A- Interconnaissance et surveillance : le rôle du voisinage

Les relations de voisinage étaient à double tranchant et l’interconnaissance n’avait pas que du bon… Liée à la surveillance, celle-ci annihilait a priori toute possibilité d’intimité hors de son logement. Pour celui ou celle qui avait des difficultés à suivre les normes du groupe, il n’était pas aisé de garder l’anonymat : celui qui ne travaillait pas était immédiatement repéré et la fille séduite rejetée. Mais comment savoir si tel ou tel était devenu indésirable ? C’était là tout le travail de surveillance du voisinage, car, ‘«’ ‘ dans un réseau de sociabilité, puisqu’il n’y a pas de contrat, la coordination se fait essentiellement par voisinage’ 1161  ». Il faut donc déconstruire une vision trop idyllique de la vie de quartier.
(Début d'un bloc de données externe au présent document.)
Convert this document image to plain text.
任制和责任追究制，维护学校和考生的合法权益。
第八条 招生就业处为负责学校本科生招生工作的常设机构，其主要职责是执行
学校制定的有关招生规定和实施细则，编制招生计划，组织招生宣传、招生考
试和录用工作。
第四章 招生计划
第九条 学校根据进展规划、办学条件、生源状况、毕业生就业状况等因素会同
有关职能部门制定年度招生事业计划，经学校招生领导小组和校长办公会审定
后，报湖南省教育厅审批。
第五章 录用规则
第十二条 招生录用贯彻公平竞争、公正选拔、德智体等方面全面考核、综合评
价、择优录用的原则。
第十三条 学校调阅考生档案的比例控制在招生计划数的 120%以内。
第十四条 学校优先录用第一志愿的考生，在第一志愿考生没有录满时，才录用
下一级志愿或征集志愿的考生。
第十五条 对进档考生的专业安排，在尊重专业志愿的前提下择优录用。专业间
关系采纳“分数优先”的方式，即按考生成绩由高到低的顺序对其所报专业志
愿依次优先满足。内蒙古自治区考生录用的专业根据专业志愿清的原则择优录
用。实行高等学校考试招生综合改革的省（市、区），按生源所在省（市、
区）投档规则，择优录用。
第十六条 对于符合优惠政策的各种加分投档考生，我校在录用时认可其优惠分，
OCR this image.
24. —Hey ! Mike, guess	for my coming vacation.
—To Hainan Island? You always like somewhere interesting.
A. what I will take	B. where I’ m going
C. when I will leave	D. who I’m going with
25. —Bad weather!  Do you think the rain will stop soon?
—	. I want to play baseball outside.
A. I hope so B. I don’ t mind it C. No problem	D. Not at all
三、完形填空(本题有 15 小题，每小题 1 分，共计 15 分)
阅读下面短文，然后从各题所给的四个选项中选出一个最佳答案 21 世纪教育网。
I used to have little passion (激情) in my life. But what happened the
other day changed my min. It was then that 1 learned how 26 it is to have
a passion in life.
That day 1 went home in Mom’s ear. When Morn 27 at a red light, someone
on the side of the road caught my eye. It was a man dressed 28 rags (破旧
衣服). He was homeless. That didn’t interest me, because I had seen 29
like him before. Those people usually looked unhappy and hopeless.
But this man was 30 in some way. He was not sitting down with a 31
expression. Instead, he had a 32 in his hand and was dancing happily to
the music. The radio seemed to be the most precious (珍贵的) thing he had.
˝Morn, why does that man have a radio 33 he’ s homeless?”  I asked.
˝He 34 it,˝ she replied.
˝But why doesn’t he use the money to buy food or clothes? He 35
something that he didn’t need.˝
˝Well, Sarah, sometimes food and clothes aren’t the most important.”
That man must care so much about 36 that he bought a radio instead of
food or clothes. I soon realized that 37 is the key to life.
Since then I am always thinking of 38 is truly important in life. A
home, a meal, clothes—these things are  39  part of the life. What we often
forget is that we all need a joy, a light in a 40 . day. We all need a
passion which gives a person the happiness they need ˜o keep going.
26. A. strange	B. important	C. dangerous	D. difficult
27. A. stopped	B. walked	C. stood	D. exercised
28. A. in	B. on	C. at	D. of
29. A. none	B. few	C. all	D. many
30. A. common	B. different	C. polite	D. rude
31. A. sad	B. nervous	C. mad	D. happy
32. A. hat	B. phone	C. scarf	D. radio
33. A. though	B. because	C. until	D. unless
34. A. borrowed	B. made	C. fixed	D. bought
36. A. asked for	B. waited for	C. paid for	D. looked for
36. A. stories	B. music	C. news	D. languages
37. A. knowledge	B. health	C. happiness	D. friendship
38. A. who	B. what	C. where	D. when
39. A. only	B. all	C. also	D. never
L’hostilité était tout autant une réalité du voisinage que la solidarité – mais n’est-ce pas une donnée intangible au vivre ensemble, quelle que soit l’époque considérée 1162  ? Méfiance et vigilance prenaient naturellement place dans un milieu urbain où de nouveaux visages venaient sans cesse enrichir la communauté 1163  ; arrivant fraîchement débarqué ou déménageant d’un autre quartier, celui qui s’installait se plaçait immédiatement sous le contrôle d’un voisinage déjà fort occupé par sa propre auto surveillance. Avant de pouvoir décortiquer les techniques de surveillance, il nous faut dire un mot sur ce qui était au centre du vivre ensemble : l’honneur. L’honneur sert de lien parfait entre ce chapitre et le précédent puisqu’il était la condition indispensable à l’existence de l’agression et qu’il induisait la très grande importance que chacun portait au regard d’autrui sur sa propre réputation.

Notes
1161.

Michel FORSE, « Les réseaux… », art. cit., p. 249.

1162.

Pour l’époque médiévale, Claude Gauvard a bien montré comment le rôle du voisinage relevait tout à la fois de la surveillance et de l’assistance. Elle a surtout mis l’accent sur des pratiques très fines concernant la gestion des conflits, pratiques que nous essaierons à notre tour de retrouver dans ce chapitre. Claude GAUVARD, « Violence citadine et réseaux de solidarité. L’exemple français aux XIVe et XVe siècles », Annales ESC, n° 5, septembre-octobre 1993, pp. 1119-1120.

1163.

Patrice PEVERI, « Voisinage et contrôle social au XVIIIe siècle. Les cartouchiens sous le regard des honnêtes gens », Mentalités, n° 4, 1990, pp. 89-103.